El Metro de Santiago está haciendo un esfuerzo por instalar en sus estaciones lugares de privilegio para músicos seleccionados, que debieran ser bienvenido por los atribulados pasajeros.
El esperado debate sobre un canal de TV cultural, terminó absorbido por la necesidad -comprensible, pero muy diferente - de capitalizar Televisión Nacional en un mundo en que grandes consorcios han comprado los canales de TV abierta, originalmente universitarios.
Las figuras culturales y sus autoridades ni siquiera son "carne de encuestas", sólo de puzzles.
¡A qué seguir!
En definitiva, el alma de una nación, como ha sido definida la cultura, no está completamente presente en el cotidiano, metáfora de una sociedad cada vez más individualista, codiciosa y despreocupada de los demás.
La sola afirmación "recuperar el alma de una nación" debiera ser suficiente para que todos valoráramos las artes, el patrimonio y la cultura. No ha sido así.
¿Cómo lograrlo?
En primer lugar, volver a valorarlos, recuperar la idea de que la cultura es valiosa y cuesta. La gratuidad ha situado a las artes y el patrimonio en el terreno de lo fácil, lo barato, lo banal. Las cifras demuestran que el no pago de los museos anunciado en el presente gobierno no ha aumentado sustancialmente las visitas a estos ni menos la calidad de los mismos. La cultura debe ser buena, no gratis. De hecho, la ciudadanía está dispuesta a pagar grandes sumas por espectáculos de calidad, como lo demuestran recitales de música rock y notables obras escénicas, cada verano. Tradicionalmente se ha pagado por libros, cine y fonogramas y sus compradores valoran lo recibido, sin pensar que debieran ser regalados. ¿Trabajaría usted gratis? suele preguntar un conocido autor al profesional que le pide, como obsequio, sus obras.
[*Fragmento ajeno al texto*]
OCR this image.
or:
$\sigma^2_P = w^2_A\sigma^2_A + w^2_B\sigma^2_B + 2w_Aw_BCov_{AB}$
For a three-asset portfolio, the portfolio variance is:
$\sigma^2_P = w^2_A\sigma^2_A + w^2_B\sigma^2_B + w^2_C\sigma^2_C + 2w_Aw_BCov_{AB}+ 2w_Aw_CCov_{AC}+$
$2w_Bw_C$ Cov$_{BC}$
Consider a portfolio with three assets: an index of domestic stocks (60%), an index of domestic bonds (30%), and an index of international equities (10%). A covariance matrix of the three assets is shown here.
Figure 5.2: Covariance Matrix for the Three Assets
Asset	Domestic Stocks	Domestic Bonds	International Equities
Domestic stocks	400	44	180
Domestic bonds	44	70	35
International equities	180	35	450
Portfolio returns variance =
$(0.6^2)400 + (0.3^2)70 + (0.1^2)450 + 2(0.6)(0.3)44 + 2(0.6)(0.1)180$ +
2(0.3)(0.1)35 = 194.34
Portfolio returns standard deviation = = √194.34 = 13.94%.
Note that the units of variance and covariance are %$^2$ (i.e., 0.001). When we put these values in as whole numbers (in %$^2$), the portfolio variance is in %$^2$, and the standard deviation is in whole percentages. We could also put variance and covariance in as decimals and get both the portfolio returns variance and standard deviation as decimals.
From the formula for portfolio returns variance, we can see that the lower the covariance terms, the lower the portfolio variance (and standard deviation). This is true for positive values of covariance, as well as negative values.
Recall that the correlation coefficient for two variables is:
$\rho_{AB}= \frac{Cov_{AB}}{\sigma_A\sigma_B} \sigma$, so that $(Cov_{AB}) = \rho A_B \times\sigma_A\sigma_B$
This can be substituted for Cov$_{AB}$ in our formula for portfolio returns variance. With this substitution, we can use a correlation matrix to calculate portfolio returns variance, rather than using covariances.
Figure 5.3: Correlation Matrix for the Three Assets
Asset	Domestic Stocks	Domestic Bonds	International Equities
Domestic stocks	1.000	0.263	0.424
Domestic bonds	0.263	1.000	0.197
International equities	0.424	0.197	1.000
Una segunda constatación es la derrota en el lenguaje, reflejada en haber despejado el camino al concepto de innovación por sobre el más apropiado término creatividad. Aquella, además de ser una moda, tiende (según la moda) a asociarse con lo joven y descarta el aporte de otras generaciones. Sugiere, además, que todo debe ser sujeto de innovación, algo así como "la revolución permanente" de Mao. El cambio por el cambio.
La creación es un proceso más complejo, que considera que no todo debe recrearse siempre. Un creador es capaz de reconocer lo clásico, que es permanente, inspirador y no debiera ser innovado. En la capacidad de distinción entre ambos hay implícito un acto de creatividad. Innovación suele ser la aplicación que hacen los emprendedores de lo que otros crean. Por tanto es un proceso diferente a la creatividad. Sin creadores, no hay innovadores, pero sin innovadores, si hay creadores. La cultura se caracteriza y se nutre de estos últimos.
Un tercer aspecto es la sobrevaloración, en las políticas públicas y en especial los fondos concursables, de la individualidad del artista y su proyecto. Lo que no es erróneo, pero insuficiente; debe ir acompañado del estímulo al trabajo grupal, de equipo, de alianzas mixtas creadores/gestores/espacios. Es preciso profundizar el otorgamiento de fondos públicos a elencos profesionales, como ocurre desde hace poco con las orquestas regionales y a las otras instituciones colaboradoras, agregando un fondo de confianza en las entidades tradicionales que han sido capaces de administrar grandes espacios y serán por tanto capaces de asignarlos a compañías artísticas sin la intervención directa del Estado. En esta línea se inscribe la idea de crear un Consejo Nacional de la Infraestructura y la Gestión.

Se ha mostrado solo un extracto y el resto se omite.